O JAÓ – Artur Azevedo

 


        Numa noite em que estávamos quatro ou cinco amigos reunidos em casa do Novais, vieram à baila os meus contos e não houve na assistência quem se não gabasse de saber casos que forneceriam magníficos assuntos para este gênero de literatura amena.

          - Pode ser – disse eu – mas devo confessar-lhes que até hoje não pude aproveitar para os meus trabalhos um único assunto oferecido nessas condições.
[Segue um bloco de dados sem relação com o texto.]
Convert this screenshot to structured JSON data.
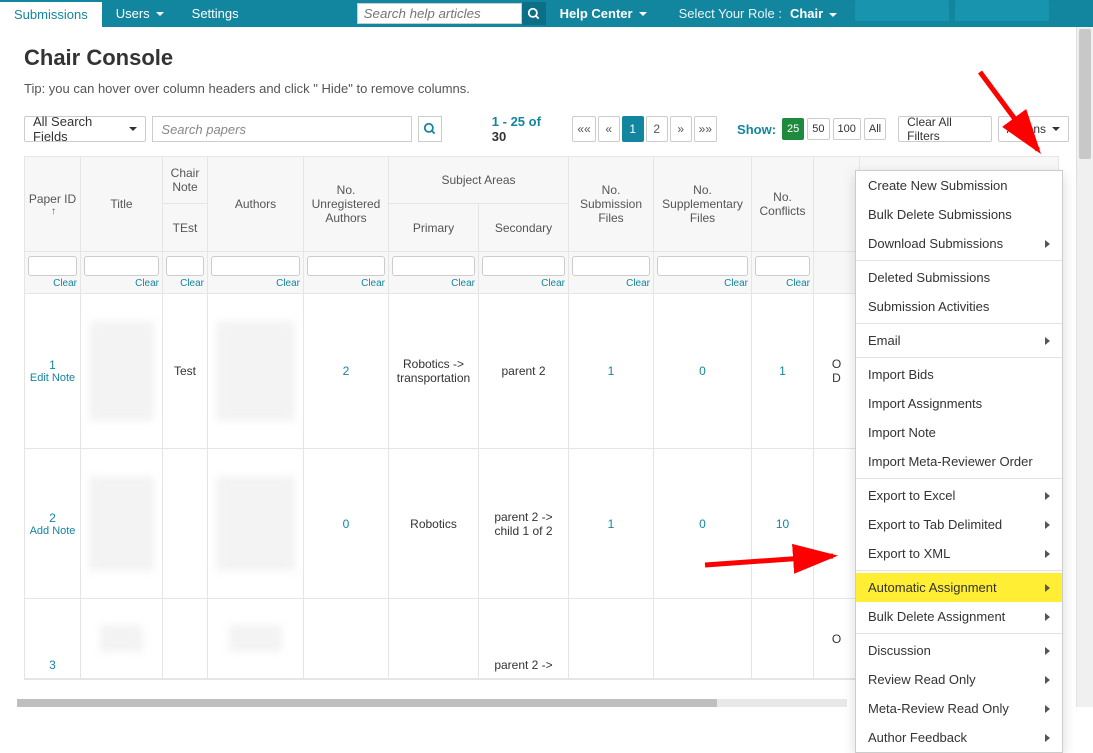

Os contos inventaram-se, o que não quer dizer que não sejam também o produto do que se vê e observa na vida real, ou no renovamento de qualquer anedota que corra mundo desde tempos imemoriais.

          - Ora! Eu sei a história de um jaó, que te poderia servir, disse-me o Novais, e vou conta-la enquanto minha mulher apronta o chá!

          - Conta, que ele há de gostar – disse dona Emília, desaparecendo da sala.

          - Vamos à história do jaó! Exclamei, fingindo-me entusiasmado, para dar ânimo ao dono da casa.

          A cena passa-se em Cataguases, no estado de Minas, ainda nos ominosos tempos da monarquia, começou o Novais, acomodando-se numa poltrona.

          Houve um movimento geral de atenção, e todos nós aproximamos as nossas cadeiras.

          - A um quarto de légua da localidade, havia “um situante”, como lá dizem, homem já maduro, honrado e trabalhador, que, tendo perdido a mulher, morava sozinho com a filha.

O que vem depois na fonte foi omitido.